Taming Speculative Bets
Sebi has intervened in various ways to mitigate the growing interest of retail investors in speculative bets and making quick gains. For instance, it mandated the exchanges to eliminate multiple expiry dates from futures and options trading. Its report revealed that net loss of retail investors rose to Rs 1.06 lakh crore in FY 25 from Rs 74.81 crore in FY 24. Whereas the average trading loss also jumped to Rs 1.1 lakh with 91 per cent retail traders losing money in the speculation game.
A Sebi study has revealed that over 50 per cent of IPO shares allotted to retail investors (by value) between April 2021 and December 2023 were sold within a week of listing. This figure rose to 70 per cent within a year.
Investor behaviour was closely linked to returns. When listing gains exceeded 20 per cent, 67.6 per cent of shares were offloaded in the first week. In contrast, only 23.3 per cent were sold when IPOs delivered negative returns.
Retail investors often treat IPOs as speculative bets, with many exiting on listing day to pocket quick gains. By rebalancing the allocation, reducing retail share and increasing institutional reservation, Sebi appears to be nudging the market toward more fundamentally driven participation, stated Mundhra.
Passive Participation Through DIIs
The Sebi proposal indicates that if the shares reserved for small investors are not fully subscribed, the remaining shares will be allocated to large institutions (like mutual funds, insurance firms, banks, etc.), ensuring that all shares can be sold efficiently.
Moreover, to compensate for the decreased retail allotment, the paper suggests increasing the reservation for domestic mutual funds in the non-anchor QIB category from the existing 5 per cent to 15 per cent.

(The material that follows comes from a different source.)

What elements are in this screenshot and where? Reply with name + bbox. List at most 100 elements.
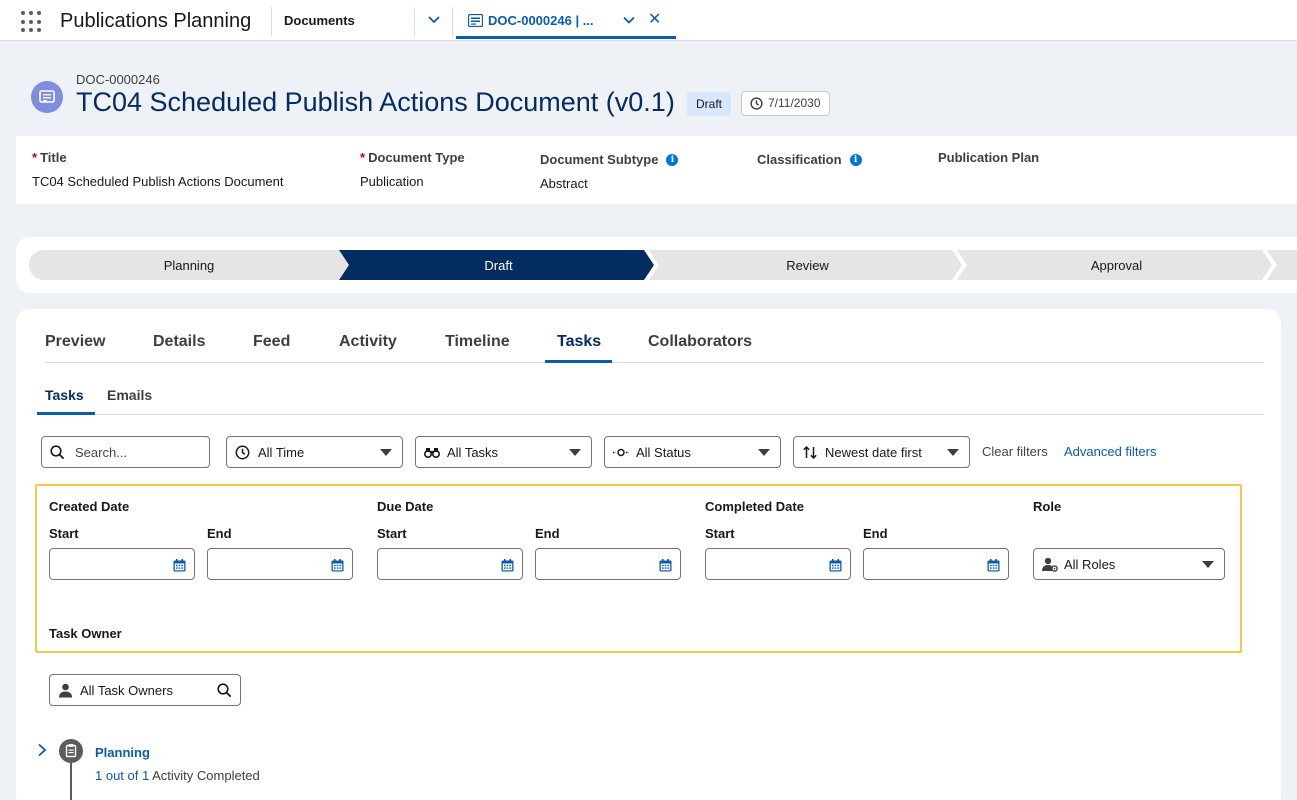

Sebi states that this would maintain elevated levels of active retail involvement, integrating both direct and mutual fund investment options.
Limited Impact On IPOs Frenzy
In 2024, only seven IPOs exceeding Rs 5,000 crore were issued, featuring companies like Vishal Mega Mart and Bajaj Housing Finance, which debuted strongly, listing at premiums of 44 per cent and 135 per cent, respectively. However, the others delivered muted returns.
This trend has persisted into 2025, with two only significant IPOs, HDB Financial Services and Hexaware Technologies, which debuted with issue size over Rs 5,000 crore.
In sharp contrast, IPOs under Rs 5,000 crore consistently excelled in 2024, with 84 of these issued during the year, and 55 of them providing strong gains on listing day ranging from 15 to 100 per cent.
The impact on retail participation is likely to be limited. As of FY25, around 80 mainboard IPOs have hit the market, so there are still plenty of opportunities for retail investors. This change mainly affects very large IPOs and won’t reduce overall retail access in any major way, Gagdani highlighted.